Armstrong will continue as Williams CEO; Frank MacInnis will continue to serve as non executive chairman of the Williams board of directors. Williams said it will determine and announce new E&P board and management positions in conjunction with the initial public offering process.

The separation of Williams into two companies will not require a shareholder vote but will be subject to regulatory approvals, the receipt of a tax opinion from counsel and/or IRS rulings, the execution of intercompany agreements, finalization of the capital structure of the two corporations, final approval of the Williams board and other customary matters.

The board also said it plans to boost the quarterly dividend, with an initial increase of 60% to 20 cents/share for 1Q2011. The company said it is targeting an additional 10-15% increase in the quarterly dividend beginning with the dividend payable in June 2012.

Williams also announced 2010 earnings and operational results last week.

Non-cash impairment charges in its E&P unit drove the company to a 2010 net loss of nearly $1.1 billion ($1.88/share) compared with net income of $285 million (49 cents/share) in 2009.
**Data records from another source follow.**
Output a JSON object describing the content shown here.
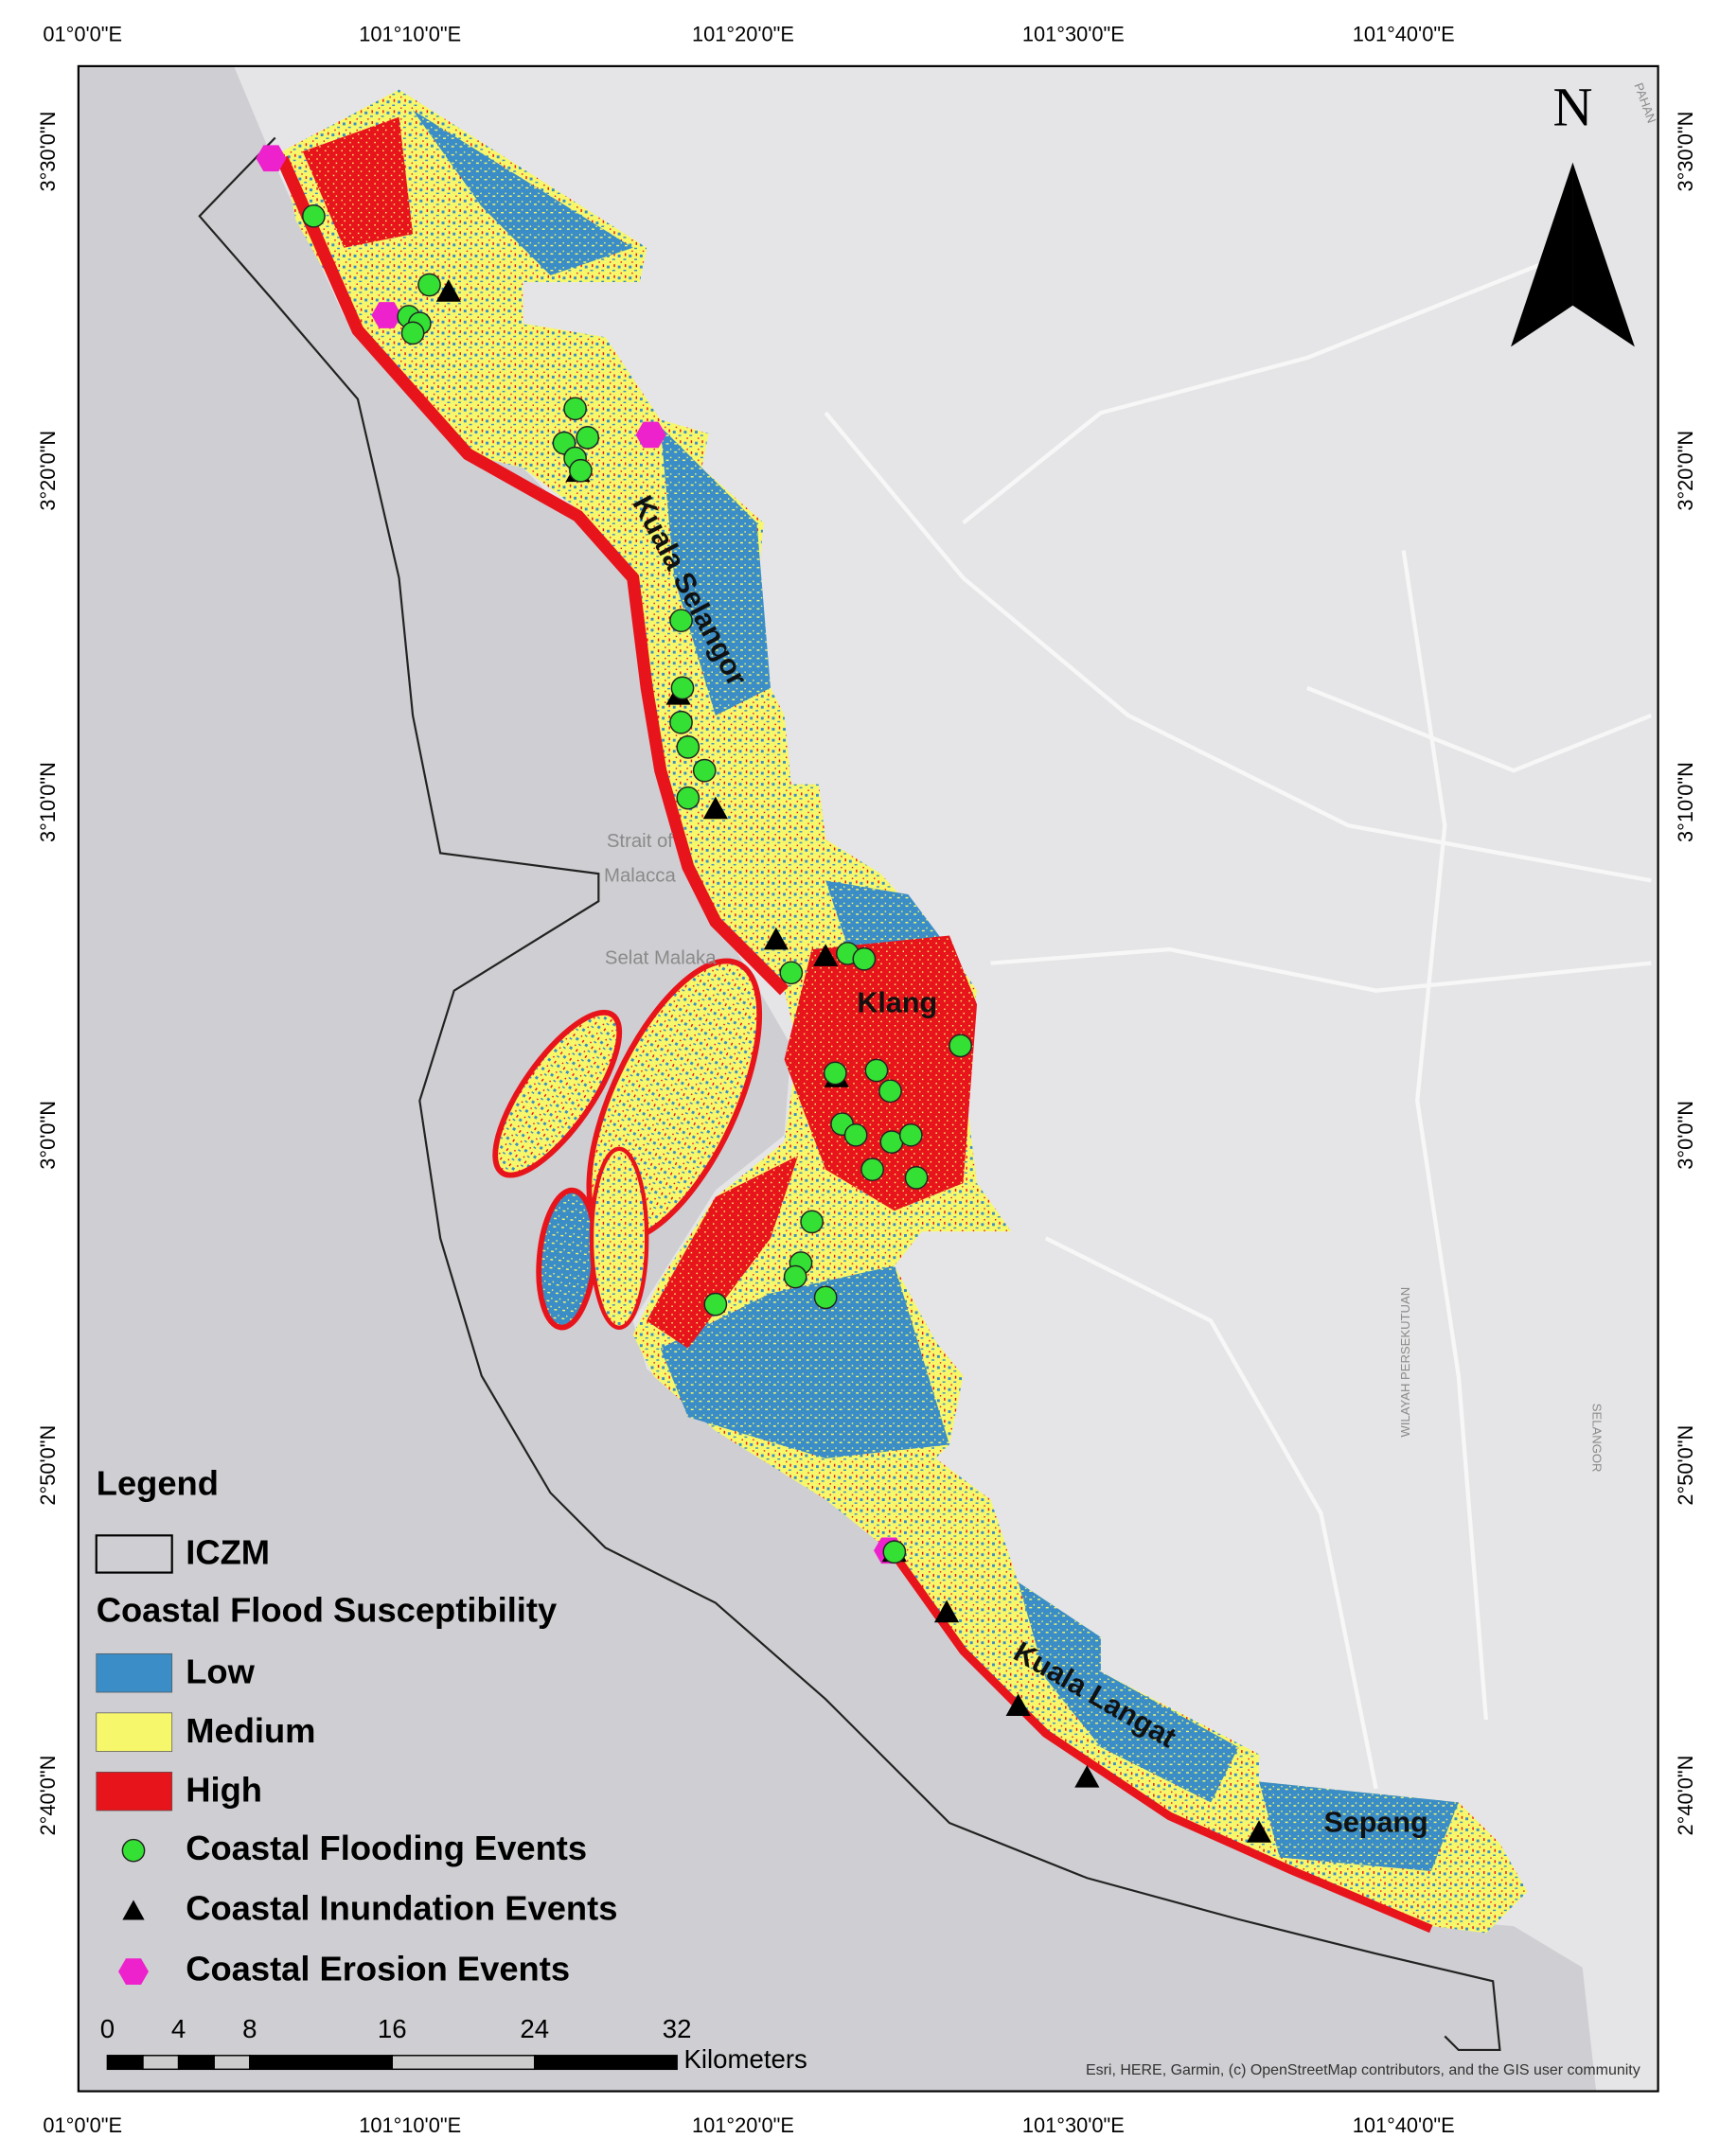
{
  "axes": {
    "top": [
      "01°0'0\"E",
      "101°10'0\"E",
      "101°20'0\"E",
      "101°30'0\"E",
      "101°40'0\"E"
    ],
    "bottom": [
      "01°0'0\"E",
      "101°10'0\"E",
      "101°20'0\"E",
      "101°30'0\"E",
      "101°40'0\"E"
    ],
    "left": [
      "3°30'0\"N",
      "3°20'0\"N",
      "3°10'0\"N",
      "3°0'0\"N",
      "2°50'0\"N",
      "2°40'0\"N"
    ],
    "right": [
      "3°30'0\"N",
      "3°20'0\"N",
      "3°10'0\"N",
      "3°0'0\"N",
      "2°50'0\"N",
      "2°40'0\"N"
    ]
  },
  "north_arrow": "N",
  "place_labels": [
    "Kuala Selangor",
    "Klang",
    "Kuala Langat",
    "Sepang"
  ],
  "basemap_labels": [
    "Strait of",
    "Malacca",
    "Selat Malaka",
    "WILAYAH PERSEKUTUAN",
    "SELANGOR",
    "PAHAN"
  ],
  "legend": {
    "title": "Legend",
    "iczm": "ICZM",
    "subtitle": "Coastal Flood Susceptibility",
    "classes": [
      {
        "label": "Low",
        "color": "#3a8dc6"
      },
      {
        "label": "Medium",
        "color": "#f7f76c"
      },
      {
        "label": "High",
        "color": "#e8141c"
      }
    ],
    "events": [
      {
        "label": "Coastal Flooding Events",
        "color": "#33e033"
      },
      {
        "label": "Coastal Inundation Events",
        "color": "#000000"
      },
      {
        "label": "Coastal Erosion Events",
        "color": "#ee22cc"
      }
    ]
  },
  "scale_bar": {
    "ticks": [
      0,
      4,
      8,
      16,
      24,
      32
    ],
    "unit": "Kilometers"
  },
  "attribution": "Esri, HERE, Garmin, (c) OpenStreetMap contributors, and the GIS user community"
}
The charges were due to a decline in forward natural gas prices and included pre-tax charges of about $1 billion for an impairment of goodwill and $678 million related to certain proved and unproved gas properties, primarily in the Barnett Shale. Pre-tax costs of approximately $648 million in conjunction with the restructuring of Williams Partners LP also contributed to the net loss.

Adjusted income was $760 million ($1.28/share) compared with $552 million (94 cents/share) for 2009. The improvement was driven by increases in the company’s Williams Partners and “other” segments, partially offset by lower results in E&P.
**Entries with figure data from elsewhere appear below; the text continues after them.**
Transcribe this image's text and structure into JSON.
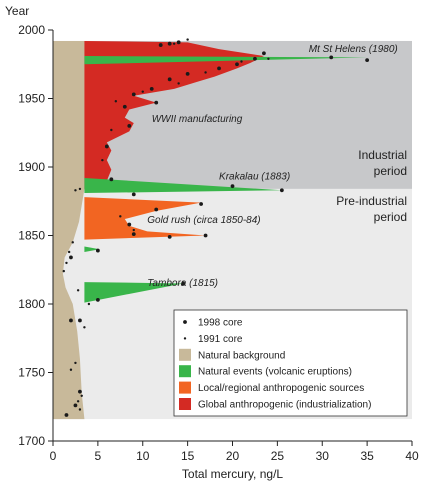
{
  "chart_data": {
    "type": "area",
    "orientation": "horizontal",
    "y_axis_title": "Year",
    "x_axis_title": "Total mercury, ng/L",
    "xlim": [
      0,
      40
    ],
    "ylim": [
      1700,
      2000
    ],
    "x_ticks": [
      0,
      5,
      10,
      15,
      20,
      25,
      30,
      35,
      40
    ],
    "y_ticks": [
      1700,
      1750,
      1800,
      1850,
      1900,
      1950,
      2000
    ],
    "periods": [
      {
        "label_line1": "Industrial",
        "label_line2": "period",
        "from": 1884,
        "to": 1992,
        "color": "#c7c8ca"
      },
      {
        "label_line1": "Pre-industrial",
        "label_line2": "period",
        "from": 1716,
        "to": 1884,
        "color": "#ebebeb"
      }
    ],
    "natural_background": {
      "x_left": 0,
      "profile": [
        {
          "year": 1716,
          "x": 3.5
        },
        {
          "year": 1735,
          "x": 3.2
        },
        {
          "year": 1760,
          "x": 3.0
        },
        {
          "year": 1780,
          "x": 2.7
        },
        {
          "year": 1800,
          "x": 2.2
        },
        {
          "year": 1812,
          "x": 1.4
        },
        {
          "year": 1822,
          "x": 1.1
        },
        {
          "year": 1834,
          "x": 1.3
        },
        {
          "year": 1845,
          "x": 2.2
        },
        {
          "year": 1860,
          "x": 2.9
        },
        {
          "year": 1884,
          "x": 3.5
        },
        {
          "year": 1992,
          "x": 3.5
        }
      ]
    },
    "annotations": [
      {
        "text": "Mt St Helens (1980)",
        "year": 1984,
        "x": 28.5
      },
      {
        "text": "WWII manufacturing",
        "year": 1933,
        "x": 11
      },
      {
        "text": "Krakalau (1883)",
        "year": 1891,
        "x": 18.5
      },
      {
        "text": "Gold rush (circa 1850-84)",
        "year": 1859,
        "x": 10.5
      },
      {
        "text": "Tambora (1815)",
        "year": 1813,
        "x": 10.5
      }
    ],
    "series": [
      {
        "name": "Global anthropogenic (industrialization)",
        "color": "#d42a23",
        "x_base": 3.5,
        "profile": [
          {
            "year": 1884,
            "x": 3.5
          },
          {
            "year": 1890,
            "x": 6.0
          },
          {
            "year": 1898,
            "x": 6.5
          },
          {
            "year": 1905,
            "x": 6.0
          },
          {
            "year": 1912,
            "x": 6.5
          },
          {
            "year": 1918,
            "x": 6.0
          },
          {
            "year": 1926,
            "x": 8.5
          },
          {
            "year": 1932,
            "x": 9.0
          },
          {
            "year": 1936,
            "x": 8.0
          },
          {
            "year": 1942,
            "x": 8.5
          },
          {
            "year": 1947,
            "x": 11.5
          },
          {
            "year": 1952,
            "x": 9.0
          },
          {
            "year": 1957,
            "x": 13.5
          },
          {
            "year": 1962,
            "x": 16.0
          },
          {
            "year": 1966,
            "x": 18.0
          },
          {
            "year": 1972,
            "x": 20.5
          },
          {
            "year": 1976,
            "x": 22.0
          },
          {
            "year": 1981,
            "x": 23.5
          },
          {
            "year": 1986,
            "x": 18.5
          },
          {
            "year": 1991,
            "x": 15.0
          },
          {
            "year": 1992,
            "x": 3.5
          }
        ]
      },
      {
        "name": "Local/regional anthropogenic sources",
        "color": "#f26522",
        "x_base": 3.5,
        "profile": [
          {
            "year": 1847,
            "x": 3.5
          },
          {
            "year": 1850,
            "x": 17.0
          },
          {
            "year": 1853,
            "x": 10.5
          },
          {
            "year": 1857,
            "x": 8.5
          },
          {
            "year": 1862,
            "x": 8.0
          },
          {
            "year": 1868,
            "x": 11.5
          },
          {
            "year": 1874,
            "x": 16.5
          },
          {
            "year": 1878,
            "x": 3.5
          }
        ]
      },
      {
        "name": "Natural events (volcanic eruptions)",
        "color": "#39b54a",
        "x_base": 3.5,
        "events": [
          {
            "peak_year": 1980,
            "peak_x": 35.0,
            "from": 1975,
            "to": 1981
          },
          {
            "peak_year": 1883,
            "peak_x": 25.5,
            "from": 1881,
            "to": 1892
          },
          {
            "peak_year": 1815,
            "peak_x": 14.5,
            "from": 1801,
            "to": 1816
          },
          {
            "peak_year": 1840,
            "peak_x": 5.2,
            "from": 1838,
            "to": 1842
          }
        ]
      }
    ],
    "points_1998_core": [
      {
        "x": 14.0,
        "year": 1991
      },
      {
        "x": 13.0,
        "year": 1990
      },
      {
        "x": 12.0,
        "year": 1989
      },
      {
        "x": 31.0,
        "year": 1980
      },
      {
        "x": 35.0,
        "year": 1978
      },
      {
        "x": 23.5,
        "year": 1983
      },
      {
        "x": 22.5,
        "year": 1979
      },
      {
        "x": 20.5,
        "year": 1975
      },
      {
        "x": 18.5,
        "year": 1972
      },
      {
        "x": 15.0,
        "year": 1968
      },
      {
        "x": 13.0,
        "year": 1964
      },
      {
        "x": 11.0,
        "year": 1957
      },
      {
        "x": 9.0,
        "year": 1953
      },
      {
        "x": 11.5,
        "year": 1947
      },
      {
        "x": 8.0,
        "year": 1944
      },
      {
        "x": 8.5,
        "year": 1930
      },
      {
        "x": 6.0,
        "year": 1915
      },
      {
        "x": 25.5,
        "year": 1883
      },
      {
        "x": 20.0,
        "year": 1886
      },
      {
        "x": 9.0,
        "year": 1880
      },
      {
        "x": 6.5,
        "year": 1891
      },
      {
        "x": 17.0,
        "year": 1850
      },
      {
        "x": 13.0,
        "year": 1849
      },
      {
        "x": 9.0,
        "year": 1851
      },
      {
        "x": 8.5,
        "year": 1858
      },
      {
        "x": 16.5,
        "year": 1873
      },
      {
        "x": 11.5,
        "year": 1869
      },
      {
        "x": 5.0,
        "year": 1839
      },
      {
        "x": 14.5,
        "year": 1815
      },
      {
        "x": 5.0,
        "year": 1803
      },
      {
        "x": 2.0,
        "year": 1788
      },
      {
        "x": 3.0,
        "year": 1788
      },
      {
        "x": 3.0,
        "year": 1736
      },
      {
        "x": 2.5,
        "year": 1726
      },
      {
        "x": 1.5,
        "year": 1719
      },
      {
        "x": 2.0,
        "year": 1834
      }
    ],
    "points_1991_core": [
      {
        "x": 15.0,
        "year": 1993
      },
      {
        "x": 13.5,
        "year": 1990
      },
      {
        "x": 24.0,
        "year": 1979
      },
      {
        "x": 21.0,
        "year": 1977
      },
      {
        "x": 17.0,
        "year": 1969
      },
      {
        "x": 14.0,
        "year": 1961
      },
      {
        "x": 10.0,
        "year": 1955
      },
      {
        "x": 7.0,
        "year": 1948
      },
      {
        "x": 6.5,
        "year": 1927
      },
      {
        "x": 5.5,
        "year": 1905
      },
      {
        "x": 3.0,
        "year": 1884
      },
      {
        "x": 2.5,
        "year": 1883
      },
      {
        "x": 9.0,
        "year": 1854
      },
      {
        "x": 7.5,
        "year": 1864
      },
      {
        "x": 2.2,
        "year": 1845
      },
      {
        "x": 1.8,
        "year": 1838
      },
      {
        "x": 1.5,
        "year": 1830
      },
      {
        "x": 1.2,
        "year": 1824
      },
      {
        "x": 2.8,
        "year": 1810
      },
      {
        "x": 4.0,
        "year": 1800
      },
      {
        "x": 3.5,
        "year": 1783
      },
      {
        "x": 2.5,
        "year": 1757
      },
      {
        "x": 3.2,
        "year": 1733
      },
      {
        "x": 2.8,
        "year": 1729
      },
      {
        "x": 3.0,
        "year": 1723
      },
      {
        "x": 2.0,
        "year": 1752
      }
    ],
    "legend": [
      {
        "label": "1998 core",
        "kind": "marker-large"
      },
      {
        "label": "1991 core",
        "kind": "marker-small"
      },
      {
        "label": "Natural background",
        "kind": "swatch",
        "color": "#c8b99a"
      },
      {
        "label": "Natural events (volcanic eruptions)",
        "kind": "swatch",
        "color": "#39b54a"
      },
      {
        "label": "Local/regional anthropogenic sources",
        "kind": "swatch",
        "color": "#f26522"
      },
      {
        "label": "Global anthropogenic (industrialization)",
        "kind": "swatch",
        "color": "#d42a23"
      }
    ],
    "legend_placement": "bottom-right",
    "grid": false
  }
}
For 2010 Williams Partners reported segment profit of nearly $1.6 billion, compared with about $1.3 billion for 2009. The 20% increase is primarily due to higher per-unit NGL margins. Slightly higher natural gas liquids equity volumes and new fourth-quarter production capacity, also contributed to the improved results.

“The continued demand for large-scale infrastructure to serve the growing resource plays will continue to provide new investment opportunities throughout 2011 and beyond,” Armstrong said.
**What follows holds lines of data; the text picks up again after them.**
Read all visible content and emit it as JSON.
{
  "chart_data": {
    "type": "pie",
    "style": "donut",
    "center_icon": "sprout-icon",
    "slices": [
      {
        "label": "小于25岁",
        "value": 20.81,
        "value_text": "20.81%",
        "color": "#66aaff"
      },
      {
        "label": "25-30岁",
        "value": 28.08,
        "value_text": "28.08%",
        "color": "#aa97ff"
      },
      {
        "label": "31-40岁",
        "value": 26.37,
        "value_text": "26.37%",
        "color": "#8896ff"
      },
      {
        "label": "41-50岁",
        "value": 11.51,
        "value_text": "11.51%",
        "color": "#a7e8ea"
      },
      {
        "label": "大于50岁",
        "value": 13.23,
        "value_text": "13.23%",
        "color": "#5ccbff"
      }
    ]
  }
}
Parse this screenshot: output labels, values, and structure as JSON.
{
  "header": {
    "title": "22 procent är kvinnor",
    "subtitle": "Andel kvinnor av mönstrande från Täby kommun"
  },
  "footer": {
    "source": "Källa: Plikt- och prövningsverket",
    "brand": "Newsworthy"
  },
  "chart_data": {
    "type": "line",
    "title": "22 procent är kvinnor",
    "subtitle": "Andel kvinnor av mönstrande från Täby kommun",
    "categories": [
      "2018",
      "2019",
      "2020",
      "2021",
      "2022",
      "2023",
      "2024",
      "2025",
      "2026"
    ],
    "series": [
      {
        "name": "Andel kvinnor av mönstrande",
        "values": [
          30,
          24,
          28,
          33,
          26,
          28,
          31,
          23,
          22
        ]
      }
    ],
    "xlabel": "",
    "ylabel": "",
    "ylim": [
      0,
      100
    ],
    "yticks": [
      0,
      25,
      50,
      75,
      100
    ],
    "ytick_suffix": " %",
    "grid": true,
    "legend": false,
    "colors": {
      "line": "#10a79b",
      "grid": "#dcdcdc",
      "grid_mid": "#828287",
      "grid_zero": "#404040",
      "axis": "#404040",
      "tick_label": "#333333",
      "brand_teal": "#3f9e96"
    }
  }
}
The company’s E&P unit reported a loss of more than $1.3 billion for 2010, compared with segment profit of $391 million for 2009 due to charges and impairments. E&P adjusted profit was $321 million, compared with $483 million in 2009.

The decline in segment profit on an adjusted basis is due primarily to lower gas production, higher gathering, processing and transportation expenses, in addition to higher operating taxes and lease operating expenses, Williams said. These items were partially offset by higher net realized average prices for natural gas.

Total U.S. production increased 4% from third quarter to fourth quarter 2010. Williams said it expects average annual daily production to increase by 9% and 10% at guidance midpoints in 2011 and 2012, respectively.

During 2010 Williams’ net realized average price for U.S. production, including hedging gains, was $5.23/Mcfe, which was 8% higher than the $4.85/Mcfe realized in 2009.

Williams said its proved natural gas and oil reserves at year-end were about 4.5 Tcfe, including international reserves of approximately 0.2 Tcfe. About 94% of total proved reserves are gas, with about 59% proved developed and 41% proved undeveloped, reflecting a continuation of the increase in the ratio of proved developed to undeveloped.

Williams added 528 Bcfe through 2010 U.S. drilling activity for an adjusted proved developed domestic reserves replacement cost of $1.87/Mcfe. Year-end proved, probable and possible (3P) reserves increased by 7% to 15.9 Tcfe from 14.8 Tcfe at year-end 2009.

“Our new positions in the Bakken and Marcellus turned 2010 into a transformational year,” said Ralph Hill, president of Williams’ E&P business. “We diversified both geographically and in terms of our product slate. We have significant scale in these areas now, similar to the framework we established in the Piceance and Powder River basins.”